Jo Kennedy, Resource Assessment Librarian, Information Resources, Central Library
“I attended an all-day photography workshop on late last year which finished with a photoshoot at the overbridge off Cumberland St. We spent two hours there putting into practice what we had learned. It was an added bonus that I came away with a photo that I really liked.
“I have been into photography since I was about 12. In my late teens/early twenties I was most enthusiastic, first using my Dad’s old Pentax Spotmatic then getting a Nikon SLR for my 21st birthday. I dabbled with black and white photography and our laundry doubled as a darkroom for developing my own prints. I have continued to love photography but have waxed and waned over the years with the amount of time spent on it. I am currently going through a resurgence of interest and looking to improve my technical skills (hence the workshop).”
Kirsty Lewis, Publications Supervisor, Admissions and Enrolment
“I enjoy taking photos of Dunedin’s wonderful architecture, especially the gothic features, and was amazed to find out that I had lived here for seven years and had never seen “Castlamore" in Lovelock Avenue. I specifically chose a cloudy day so I could enhance the ‘moody’ gothic feel.
“I've always enjoyed taking photos and am self-taught. Working for a photographer in Dunedin doing office and Photoshop work improved my eye for composition.”
Michelle Liddy, Assistant Research Fellow, Marine Science
“This photo was taken on a research trip to PNG, diving on an active volcano. Carbon dioxide bubbles up from the sea floor, creating a natural whole-ecosystem laboratory with conditions we could see by the end of this century due to ocean acidification; if you look closely you can see CO2 bubbles in the photo. There was an algal bloom and a small chop on the surface this day, creating an eerily beautiful light on the reef.
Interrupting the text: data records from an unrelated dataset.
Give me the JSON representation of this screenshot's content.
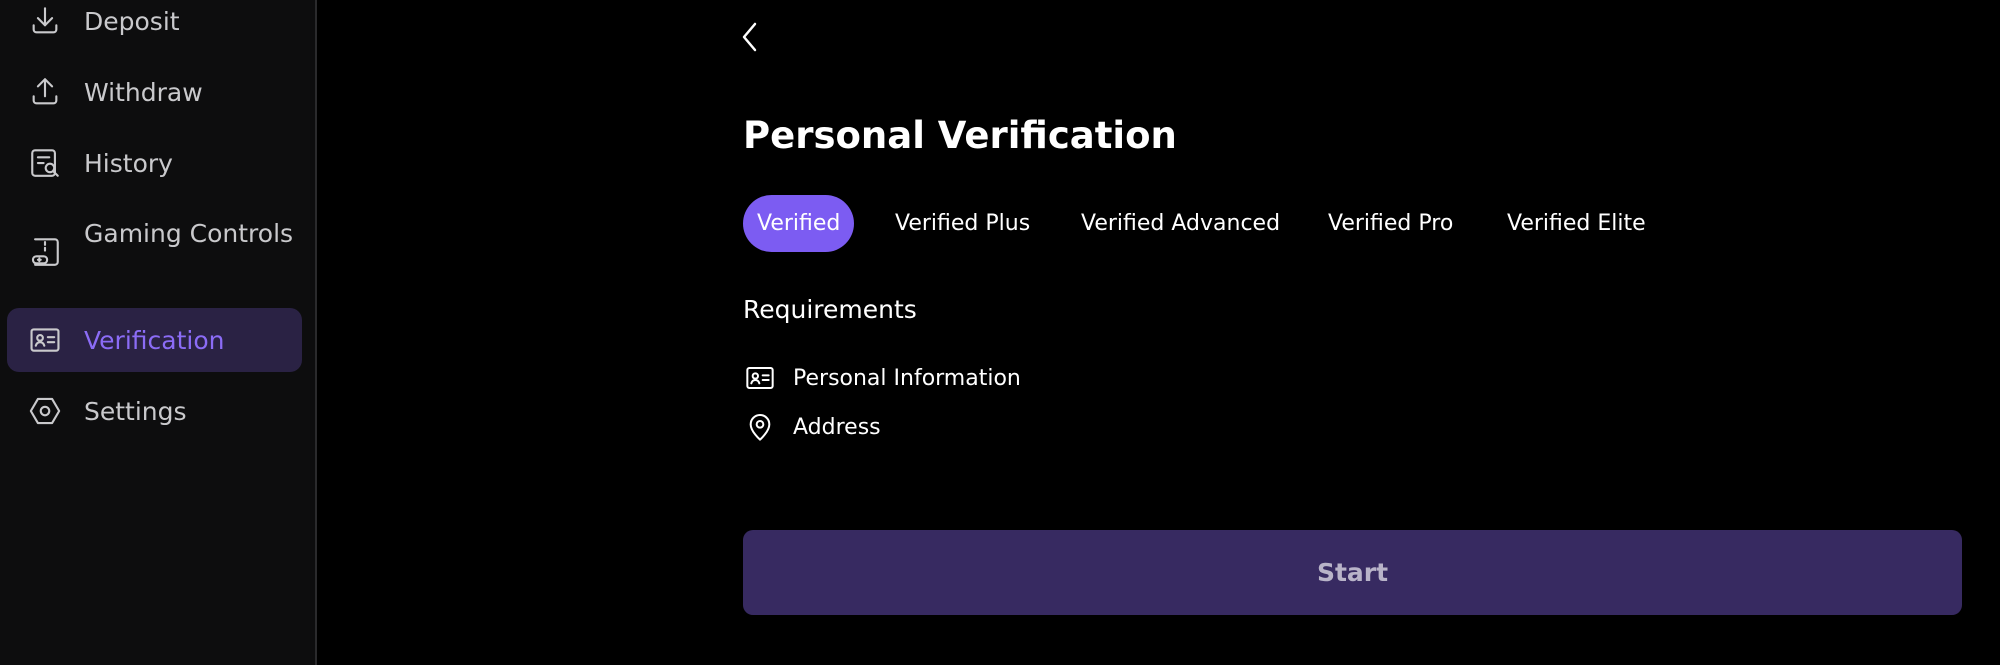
{
  "sidebar": {
    "items": [
      {
        "label": "Deposit",
        "icon": "download-icon"
      },
      {
        "label": "Withdraw",
        "icon": "upload-icon"
      },
      {
        "label": "History",
        "icon": "history-icon"
      },
      {
        "label": "Gaming Controls",
        "icon": "gamepad-icon"
      },
      {
        "label": "Verification",
        "icon": "id-card-icon",
        "active": true
      },
      {
        "label": "Settings",
        "icon": "settings-icon"
      }
    ]
  },
  "main": {
    "title": "Personal Verification",
    "tabs": [
      {
        "label": "Verified",
        "active": true
      },
      {
        "label": "Verified Plus"
      },
      {
        "label": "Verified Advanced"
      },
      {
        "label": "Verified Pro"
      },
      {
        "label": "Verified Elite"
      }
    ],
    "requirements_title": "Requirements",
    "requirements": [
      {
        "label": "Personal Information",
        "icon": "id-card-icon"
      },
      {
        "label": "Address",
        "icon": "location-pin-icon"
      }
    ],
    "start_label": "Start"
  },
  "colors": {
    "accent": "#7c5cf2",
    "active_nav_bg": "#2a2244",
    "start_button_bg": "#372a61"
  }
}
“After spending a lot of time underwater for work and fun, I wanted to share the unique world with others so I bought a camera and housing three years ago; it's a great excuse to go diving.”
Peter McIlroy, Clinical Senior Lecturer (Nelson), Department of Paediatrics, University of Otago, Christchurch
“This photo was taken serendipitously in January 2016 at Parapara in Golden Bay. The full moon had just risen above the horizon and as I was walking along the beach, I came across a family around a bonfire with the moon behind them. I had to handhold the shot at very slow shutter speed, but luckily managed to capture the scene successfully.
“I have only recently got back into photography in the last two years, after purchasing a mirrorless camera system, and undertaking a landscape photography course in April 2015. I am slowly learning the art of light and composition. It is a great hobby to pursue outside of work.”